Do I believe that God's plan and His timing are perfect?
Yes
Do I believe that He has a purpose for all things?
Yes
Do I believe that He will help us all get through this?
Yes
But...
I still wonder why. Not just why he died. Not just why now? But so many "Whys," really...
I've prayed, questioned, searched, and struggled to figure out why things had to happen this way.
Why all at once, God?
Why me?
What is this supposed to teach me?
What do I do with this? How can I use this pain and this mourning to glorify you?
Is that even what I'm supposed to do?
I'm not sure unsettling is a strong enough word for what I'm trying to describe but it's the only one that comes.
The only one that comes to mind to depict the paradox between knowing so strongly that I was supposed to surrender my Pampered Chef business and now feeling like I don't know anything. I felt so strong in my faith during my prayers and decision to resign.
Now I feel so shaky in my faith.
Not because I believe any less. Maybe it's because I fear what's coming next? Maybe I'm afraid of what else He may ask me to give up?
After the big losses of these last few months, I am just spent. I feel as if I don't have anything else to give up and I am certainly feeling that identity crisis I felt as a newly-wed all over again.
I read another blog today that was very helpful; the post was titled When God Says No. Not only was the content spot on for my life situation right now, but she references Daniel and his three friends thrown into the fiery furnace. I'm currently leading a small group Bible Study on the book of Daniel.
Coincidence?
I think not.
And though it doesn't tie things up in pretty little bows for me and answer all my questions, it reminds me that questioning God isn't bad. It doesn't have to be irreverent or disrespectful.
God desires to have a relationship with us. A relationship between a loving Father and a child. A Father who doesn't want us to hurt but knows sometimes it's for our greater good when we do. A Father who loves us no less when we question than when we lift our hands and praise Him.

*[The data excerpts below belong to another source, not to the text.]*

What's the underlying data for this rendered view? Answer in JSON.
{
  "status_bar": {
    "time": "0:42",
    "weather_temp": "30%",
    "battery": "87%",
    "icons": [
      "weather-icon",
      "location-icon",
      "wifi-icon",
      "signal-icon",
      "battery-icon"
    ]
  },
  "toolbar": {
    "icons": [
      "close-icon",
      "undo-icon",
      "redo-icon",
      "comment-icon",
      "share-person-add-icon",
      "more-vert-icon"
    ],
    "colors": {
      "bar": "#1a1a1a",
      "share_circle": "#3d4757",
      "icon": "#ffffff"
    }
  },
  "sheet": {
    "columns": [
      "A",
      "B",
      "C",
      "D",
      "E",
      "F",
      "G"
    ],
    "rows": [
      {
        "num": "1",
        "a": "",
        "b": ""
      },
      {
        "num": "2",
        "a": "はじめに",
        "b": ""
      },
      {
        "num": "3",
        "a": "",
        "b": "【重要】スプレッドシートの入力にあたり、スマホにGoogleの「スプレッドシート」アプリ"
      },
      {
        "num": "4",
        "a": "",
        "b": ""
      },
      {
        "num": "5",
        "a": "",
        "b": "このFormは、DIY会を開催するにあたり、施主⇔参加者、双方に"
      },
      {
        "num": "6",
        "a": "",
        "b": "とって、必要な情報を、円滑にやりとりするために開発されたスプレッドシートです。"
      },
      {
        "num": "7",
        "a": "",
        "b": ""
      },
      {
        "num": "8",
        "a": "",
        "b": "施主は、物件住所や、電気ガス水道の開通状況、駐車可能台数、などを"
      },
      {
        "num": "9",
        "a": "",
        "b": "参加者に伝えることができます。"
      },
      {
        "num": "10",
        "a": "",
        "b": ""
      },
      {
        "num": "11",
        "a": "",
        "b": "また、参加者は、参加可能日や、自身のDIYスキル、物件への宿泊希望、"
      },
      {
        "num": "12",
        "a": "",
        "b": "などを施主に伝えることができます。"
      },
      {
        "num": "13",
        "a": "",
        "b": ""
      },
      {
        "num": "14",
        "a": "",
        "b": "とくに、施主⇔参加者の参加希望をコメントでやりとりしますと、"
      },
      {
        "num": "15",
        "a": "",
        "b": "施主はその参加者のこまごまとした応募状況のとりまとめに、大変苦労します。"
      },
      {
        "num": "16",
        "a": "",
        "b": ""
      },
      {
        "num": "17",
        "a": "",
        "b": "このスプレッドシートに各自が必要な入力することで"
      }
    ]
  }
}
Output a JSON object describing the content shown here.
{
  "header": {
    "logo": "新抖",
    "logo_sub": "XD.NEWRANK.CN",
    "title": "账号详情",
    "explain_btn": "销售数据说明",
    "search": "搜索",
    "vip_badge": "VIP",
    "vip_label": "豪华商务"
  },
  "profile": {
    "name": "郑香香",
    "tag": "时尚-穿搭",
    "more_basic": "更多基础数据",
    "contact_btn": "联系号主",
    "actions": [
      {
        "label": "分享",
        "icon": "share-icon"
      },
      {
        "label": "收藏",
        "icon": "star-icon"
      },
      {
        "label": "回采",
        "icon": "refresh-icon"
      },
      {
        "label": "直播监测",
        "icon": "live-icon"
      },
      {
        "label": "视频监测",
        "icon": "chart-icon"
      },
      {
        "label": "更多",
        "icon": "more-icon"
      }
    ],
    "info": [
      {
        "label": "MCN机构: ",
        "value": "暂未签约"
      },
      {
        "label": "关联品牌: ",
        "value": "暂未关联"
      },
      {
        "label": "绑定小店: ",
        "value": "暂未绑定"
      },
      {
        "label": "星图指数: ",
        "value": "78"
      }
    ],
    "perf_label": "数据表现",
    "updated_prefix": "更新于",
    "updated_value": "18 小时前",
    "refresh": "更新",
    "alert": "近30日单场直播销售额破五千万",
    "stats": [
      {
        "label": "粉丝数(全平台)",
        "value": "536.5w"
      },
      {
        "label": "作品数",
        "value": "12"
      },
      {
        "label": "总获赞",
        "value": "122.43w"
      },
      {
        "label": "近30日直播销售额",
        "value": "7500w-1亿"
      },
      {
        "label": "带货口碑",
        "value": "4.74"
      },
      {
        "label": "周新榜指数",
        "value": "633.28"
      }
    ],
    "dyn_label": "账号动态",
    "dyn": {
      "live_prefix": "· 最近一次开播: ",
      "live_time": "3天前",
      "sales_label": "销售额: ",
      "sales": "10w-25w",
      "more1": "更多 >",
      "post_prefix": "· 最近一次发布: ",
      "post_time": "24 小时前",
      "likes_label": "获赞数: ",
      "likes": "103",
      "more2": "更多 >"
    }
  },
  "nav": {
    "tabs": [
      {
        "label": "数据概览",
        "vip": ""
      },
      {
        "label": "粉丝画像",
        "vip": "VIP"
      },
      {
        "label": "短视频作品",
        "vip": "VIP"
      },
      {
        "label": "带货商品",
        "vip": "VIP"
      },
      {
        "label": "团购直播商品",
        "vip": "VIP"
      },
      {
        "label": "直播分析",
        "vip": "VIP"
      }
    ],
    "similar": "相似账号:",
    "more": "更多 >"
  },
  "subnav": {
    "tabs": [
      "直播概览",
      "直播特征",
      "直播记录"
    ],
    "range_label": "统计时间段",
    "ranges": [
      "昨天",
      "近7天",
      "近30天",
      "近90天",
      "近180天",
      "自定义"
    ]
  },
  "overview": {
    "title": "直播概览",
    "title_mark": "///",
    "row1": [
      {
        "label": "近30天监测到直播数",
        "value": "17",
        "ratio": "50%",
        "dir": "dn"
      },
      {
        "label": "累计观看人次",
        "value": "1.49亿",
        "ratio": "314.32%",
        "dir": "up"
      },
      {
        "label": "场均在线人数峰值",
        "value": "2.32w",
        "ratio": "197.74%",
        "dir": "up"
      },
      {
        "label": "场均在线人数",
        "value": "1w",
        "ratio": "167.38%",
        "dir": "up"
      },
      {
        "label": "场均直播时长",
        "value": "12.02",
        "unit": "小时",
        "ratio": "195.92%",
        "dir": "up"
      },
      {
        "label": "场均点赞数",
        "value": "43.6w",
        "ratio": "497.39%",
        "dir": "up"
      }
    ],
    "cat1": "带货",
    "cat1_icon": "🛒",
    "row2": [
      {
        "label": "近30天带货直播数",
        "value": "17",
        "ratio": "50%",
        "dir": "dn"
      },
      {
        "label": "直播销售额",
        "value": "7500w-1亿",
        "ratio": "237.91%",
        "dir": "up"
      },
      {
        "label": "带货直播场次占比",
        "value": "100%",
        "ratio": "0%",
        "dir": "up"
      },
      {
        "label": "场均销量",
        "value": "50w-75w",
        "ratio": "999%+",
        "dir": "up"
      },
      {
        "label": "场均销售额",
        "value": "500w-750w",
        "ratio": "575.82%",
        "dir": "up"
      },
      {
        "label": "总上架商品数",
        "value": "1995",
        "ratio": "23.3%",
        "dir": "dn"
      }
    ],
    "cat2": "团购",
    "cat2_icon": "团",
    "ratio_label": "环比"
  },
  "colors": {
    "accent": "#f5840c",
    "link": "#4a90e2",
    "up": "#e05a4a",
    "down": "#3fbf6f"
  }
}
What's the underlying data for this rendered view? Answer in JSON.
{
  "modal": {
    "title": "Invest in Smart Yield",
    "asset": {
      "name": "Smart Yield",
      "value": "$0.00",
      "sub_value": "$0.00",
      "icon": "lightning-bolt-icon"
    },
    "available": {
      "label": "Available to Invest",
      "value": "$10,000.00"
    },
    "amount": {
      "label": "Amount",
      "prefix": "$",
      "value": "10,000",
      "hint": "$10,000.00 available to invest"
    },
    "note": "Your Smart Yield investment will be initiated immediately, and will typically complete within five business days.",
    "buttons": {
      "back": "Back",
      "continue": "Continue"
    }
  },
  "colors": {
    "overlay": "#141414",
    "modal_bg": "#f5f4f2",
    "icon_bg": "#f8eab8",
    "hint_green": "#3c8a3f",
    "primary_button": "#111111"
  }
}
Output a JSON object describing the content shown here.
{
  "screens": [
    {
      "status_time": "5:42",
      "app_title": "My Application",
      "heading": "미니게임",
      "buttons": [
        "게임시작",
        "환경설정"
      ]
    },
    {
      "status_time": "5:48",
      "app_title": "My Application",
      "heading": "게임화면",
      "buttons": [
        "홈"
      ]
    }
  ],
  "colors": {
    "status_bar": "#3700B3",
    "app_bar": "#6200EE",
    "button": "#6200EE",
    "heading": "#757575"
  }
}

Here's my favorite line from "When God Says No:"
We dared pray the scariest prayer, that His will would be done, and it has been. While He may not have answered every prayer in the way we asked, our faith is not dependent upon how God works or responds to our requests. Our faith is in Who God is.
My faith is not dependent on my current situation. It's not dependent on my asking "WHY?" one more time.
My Faith - My Trust - are in the One who knows the number of hairs on my head. The One who knew me while I was still in my mother's womb.
The One who's love can withstand my "Why's" for as long as they come.
And I feel they may continue to come for awhile.
But I trust the journey will not be in vain and in spite of me, He will be glorified.